4.Let newValue be the result of adding the value 1 to oldValue, using the same rules as for the + operator (see 12.7.5).

5.Let status be PutValue(lhs, newValue).

6.ReturnIfAbrupt(status).

7.Return oldValue.

General translation-

1. Make lhs equal to the result of the current expression (the part before + +)

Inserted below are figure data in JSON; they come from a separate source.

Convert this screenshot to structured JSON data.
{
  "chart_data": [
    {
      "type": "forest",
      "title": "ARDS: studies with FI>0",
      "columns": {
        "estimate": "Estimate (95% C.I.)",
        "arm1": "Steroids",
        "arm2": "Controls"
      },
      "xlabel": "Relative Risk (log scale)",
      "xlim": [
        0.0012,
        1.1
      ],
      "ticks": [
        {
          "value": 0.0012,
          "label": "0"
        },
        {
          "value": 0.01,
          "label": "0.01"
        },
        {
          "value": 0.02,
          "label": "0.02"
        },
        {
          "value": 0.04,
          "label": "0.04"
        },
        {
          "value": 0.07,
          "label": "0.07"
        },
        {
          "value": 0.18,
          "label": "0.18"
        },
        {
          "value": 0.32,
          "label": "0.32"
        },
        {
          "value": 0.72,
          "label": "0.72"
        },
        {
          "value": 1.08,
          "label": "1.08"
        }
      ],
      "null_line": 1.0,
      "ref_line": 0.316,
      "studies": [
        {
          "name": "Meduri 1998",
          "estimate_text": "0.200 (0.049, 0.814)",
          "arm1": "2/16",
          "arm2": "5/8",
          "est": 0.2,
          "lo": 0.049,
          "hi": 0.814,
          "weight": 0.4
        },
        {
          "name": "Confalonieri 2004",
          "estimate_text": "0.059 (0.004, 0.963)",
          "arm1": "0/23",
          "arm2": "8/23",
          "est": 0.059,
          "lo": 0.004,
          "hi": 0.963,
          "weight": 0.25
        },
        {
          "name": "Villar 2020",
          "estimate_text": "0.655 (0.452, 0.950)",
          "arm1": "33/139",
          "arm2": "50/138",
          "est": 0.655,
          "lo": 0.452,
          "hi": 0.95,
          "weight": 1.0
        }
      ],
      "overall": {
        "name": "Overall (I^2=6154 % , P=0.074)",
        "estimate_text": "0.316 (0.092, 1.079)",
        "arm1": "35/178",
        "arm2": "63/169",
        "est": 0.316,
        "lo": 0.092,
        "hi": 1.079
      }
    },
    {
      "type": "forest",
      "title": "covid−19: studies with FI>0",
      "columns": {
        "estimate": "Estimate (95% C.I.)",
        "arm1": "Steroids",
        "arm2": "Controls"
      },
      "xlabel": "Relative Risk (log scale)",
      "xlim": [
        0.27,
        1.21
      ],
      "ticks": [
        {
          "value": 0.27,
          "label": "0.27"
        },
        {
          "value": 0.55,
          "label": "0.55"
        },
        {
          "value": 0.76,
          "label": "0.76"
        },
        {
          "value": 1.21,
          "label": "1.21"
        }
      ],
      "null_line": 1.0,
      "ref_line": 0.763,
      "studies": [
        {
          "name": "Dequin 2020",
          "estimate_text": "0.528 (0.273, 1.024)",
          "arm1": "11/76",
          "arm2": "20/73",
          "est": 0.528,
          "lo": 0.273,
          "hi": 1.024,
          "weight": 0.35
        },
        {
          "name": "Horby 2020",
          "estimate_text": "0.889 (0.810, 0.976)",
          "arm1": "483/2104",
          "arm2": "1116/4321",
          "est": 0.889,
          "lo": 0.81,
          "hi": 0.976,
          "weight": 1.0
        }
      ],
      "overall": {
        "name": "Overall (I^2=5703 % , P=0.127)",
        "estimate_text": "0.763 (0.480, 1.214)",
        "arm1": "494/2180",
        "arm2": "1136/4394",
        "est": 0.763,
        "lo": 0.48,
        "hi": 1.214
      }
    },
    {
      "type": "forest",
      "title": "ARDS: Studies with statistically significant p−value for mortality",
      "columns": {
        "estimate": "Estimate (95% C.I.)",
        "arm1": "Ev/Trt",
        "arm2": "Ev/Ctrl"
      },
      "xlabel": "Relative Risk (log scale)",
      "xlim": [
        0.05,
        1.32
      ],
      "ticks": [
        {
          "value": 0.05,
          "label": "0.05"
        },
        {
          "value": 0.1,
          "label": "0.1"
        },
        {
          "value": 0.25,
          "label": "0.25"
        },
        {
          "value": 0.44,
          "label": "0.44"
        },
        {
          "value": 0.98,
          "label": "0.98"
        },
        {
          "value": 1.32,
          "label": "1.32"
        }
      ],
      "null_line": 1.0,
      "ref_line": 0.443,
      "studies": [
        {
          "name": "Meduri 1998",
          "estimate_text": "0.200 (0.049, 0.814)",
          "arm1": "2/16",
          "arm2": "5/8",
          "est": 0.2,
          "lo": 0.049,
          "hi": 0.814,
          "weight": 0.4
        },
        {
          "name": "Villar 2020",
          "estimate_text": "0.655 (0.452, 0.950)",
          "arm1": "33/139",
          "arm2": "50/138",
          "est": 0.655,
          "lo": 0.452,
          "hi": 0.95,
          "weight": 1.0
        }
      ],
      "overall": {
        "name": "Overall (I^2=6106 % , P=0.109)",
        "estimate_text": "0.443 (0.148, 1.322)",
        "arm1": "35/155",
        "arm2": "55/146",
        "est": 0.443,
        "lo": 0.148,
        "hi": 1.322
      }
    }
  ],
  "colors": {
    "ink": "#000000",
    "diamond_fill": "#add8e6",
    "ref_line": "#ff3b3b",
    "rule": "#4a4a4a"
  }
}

2. Make oldValue equal to the result of converting lhs into a number

3. Use the same rules as the "+" operator 1 so that newValue = oldValue + 1

4. Assign newValue to lhs

5. The entire expression returns oldValue

As you can see, the difference between the two is only the last step, whether the whole expression returns after adding 1 or before adding 1.

For the for statement:

for(var i = 0; i < n; i++)

The last column is only self-addition, and it doesn't assign this value to anyone, so from this point of view, the + + symbol is one before or after.

3. Actually, it doesn't make much difference. But if you want to pursue that 1 point efficiency problem, + + i will be 1 point more efficient.

It is indeed from std standard library of c + +. When i is iterator of an std container, i is not a number, and i + + will generate one more assignment operation, so + + i has higher performance. Therefore, people who are used to c + + like to use + + i to save money when i is not a numerical value.